Vieles ging schief während der nur schleppend angelaufenen Bewerbung Annecys. Noch mehr als bei vielen anderen Bewerbern für Olympische Spiele fehlt der Alpenstadt und ihrer Umgebung die passende Infrastruktur. Allen voran an Sportanlagen und Hotels mangelt es, und an einer eventuellen dauerhaften Nutzung nach den Spielen sowieso. Wie bei der Münchner Kandidatur formierte sich Widerstand gegen starke Eingriffe in die Natur und gegen die Enteignungen von Bauern. Bürger gründeten ein „Anti-Olympisches Komitee“, das gekonnt den Blick auf die Schwachstellen der Bewerbung richtete. So widersprachen sie der Behauptung der Sportministerin, der Großteil der Sportanlagen entspreche bereits den olympischen Normen. Und im Mai übergaben sie dem IOC in Lausanne 18<TH>000 Unterschriften gegen Winterspiele in Annecy.

Gerade als die Bewerbung auf einem besseren Weg schien und Meinungsumfragen eine breite Unterstützung der Bevölkerung beweisen sollten, geriet die Kandidatur im vergangenen Dezember kräftig ins Schlingern. Ausgerechnet zwei französische IOC-Mitglieder distanzierten sich öffentlich von der Bewerbung. „Wir haben zu spät begonnen“, räumte Guy Drut ein, und Jean-Claude Killy warnte: „Wir steuern auf einen Untergang zu.“ Wenige Tage später trat der Chef des Bewerbungskomitees zurück. Edgar Grospiron, 1992 Ski-Olympiasieger auf der Buckelpiste, hatte eine deutliche Erhöhung seines Budgets von 18 auf 30 Millionen Euro gefordert. Stattdessen wurden es nur 20 Millionen Euro – zu wenig, um mit München und Pyeongchang zu konkurrieren, befand Grospiron. Die Suche nach einem Nachfolger wurde zur Farce. Reihenweise sagten die Kandidaten ab, auch Ex-Umweltminister Jean-Louis Borloo. Schließlich wurde überraschend der Geschäftsmann Charles Beigbeder neuer Chef der Bewerbung. Sein Problem: Beigbeder ist zwar in der Wirtschaft gut vernetzt – nicht aber in der Welt des Sports.
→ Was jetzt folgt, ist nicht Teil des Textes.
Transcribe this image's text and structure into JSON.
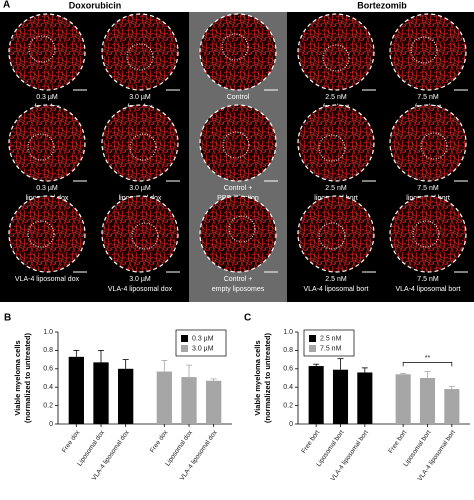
{
  "panel_a": {
    "letter": "A",
    "title_left": "Doxorubicin",
    "title_right": "Bortezomib",
    "images": [
      {
        "lines": [
          "0.3 µM",
          "free dox"
        ]
      },
      {
        "lines": [
          "3.0 µM",
          "free dox"
        ]
      },
      {
        "lines": [
          "Control"
        ]
      },
      {
        "lines": [
          "2.5 nM",
          "free bort"
        ]
      },
      {
        "lines": [
          "7.5 nM",
          "free bort"
        ]
      },
      {
        "lines": [
          "0.3 µM",
          "liposomal dox"
        ]
      },
      {
        "lines": [
          "3.0 µM",
          "liposomal dox"
        ]
      },
      {
        "lines": [
          "Control +",
          "PBS injection"
        ]
      },
      {
        "lines": [
          "2.5 nM",
          "liposomal bort"
        ]
      },
      {
        "lines": [
          "7.5 nM",
          "liposomal bort"
        ]
      },
      {
        "lines": [
          "VLA-4 liposomal dox"
        ]
      },
      {
        "lines": [
          "3.0 µM",
          "VLA-4 liposomal dox"
        ]
      },
      {
        "lines": [
          "Control +",
          "empty liposomes"
        ]
      },
      {
        "lines": [
          "2.5 nM",
          "VLA-4 liposomal bort"
        ]
      },
      {
        "lines": [
          "7.5 nM",
          "VLA-4 liposomal bort"
        ]
      }
    ]
  },
  "chart_data": [
    {
      "type": "bar",
      "letter": "B",
      "ylabel": [
        "Viable myeloma cells",
        "(normalized to untreated)"
      ],
      "categories": [
        "Free dox",
        "Liposomal dox",
        "VLA-4 liposomal dox",
        "Free dox",
        "Liposomal dox",
        "VLA-4 liposomal dox"
      ],
      "series": [
        {
          "name": "0.3 µM",
          "color": "#000000",
          "values": [
            0.73,
            0.67,
            0.6,
            null,
            null,
            null
          ],
          "errors": [
            0.07,
            0.13,
            0.1,
            null,
            null,
            null
          ]
        },
        {
          "name": "3.0 µM",
          "color": "#a6a6a6",
          "values": [
            null,
            null,
            null,
            0.57,
            0.51,
            0.47
          ],
          "errors": [
            null,
            null,
            null,
            0.12,
            0.13,
            0.02
          ]
        }
      ],
      "ylim": [
        0,
        1
      ],
      "yticks": [
        0,
        0.2,
        0.4,
        0.6,
        0.8,
        {
          "value": 1,
          "label": "1.0"
        }
      ],
      "legend": "top-right"
    },
    {
      "type": "bar",
      "letter": "C",
      "ylabel": [
        "Viable myeloma cells",
        "(normalized to untreated)"
      ],
      "categories": [
        "Free bort",
        "Liposomal bort",
        "VLA-4 liposomal bort",
        "Free bort",
        "Liposomal bort",
        "VLA-4 liposomal bort"
      ],
      "series": [
        {
          "name": "2.5 nM",
          "color": "#000000",
          "values": [
            0.63,
            0.59,
            0.56,
            null,
            null,
            null
          ],
          "errors": [
            0.02,
            0.12,
            0.05,
            null,
            null,
            null
          ]
        },
        {
          "name": "7.5 nM",
          "color": "#a6a6a6",
          "values": [
            null,
            null,
            null,
            0.54,
            0.5,
            0.38
          ],
          "errors": [
            null,
            null,
            null,
            0.01,
            0.07,
            0.03
          ]
        }
      ],
      "ylim": [
        0,
        1
      ],
      "yticks": [
        0,
        0.2,
        0.4,
        0.6,
        0.8,
        {
          "value": 1,
          "label": "1.0"
        }
      ],
      "legend": "top-left",
      "annotation": "**"
    }
  ]
}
All dies trägt dazu bei, dass auch in Frankreich niemand mehr an einen Erfolg Annecys glaubt. In diesem Fall werde es eben Paris noch mal mit Sommerspielen versuchen, sagte Sportministerin Jouanno im Mai in einer Fernsehsendung. Der Stachel der gescheiterten Bewerbungen der Hauptstadt für die Spiele 2008 und 2012 sitzt in Frankreich noch tief. Besonders 2012 war das Land von einem Sieg fest überzeugt, doch dann gewann London. Diesmal ist das Scheitern quasi programmiert. Ein paar wichtige Stimmen für München im ersten Wahlgang könnte der europäische Konkurrent Annecy trotzdem kosten – und damit Südkorea zum vorzeitigen Sieg verhelfen.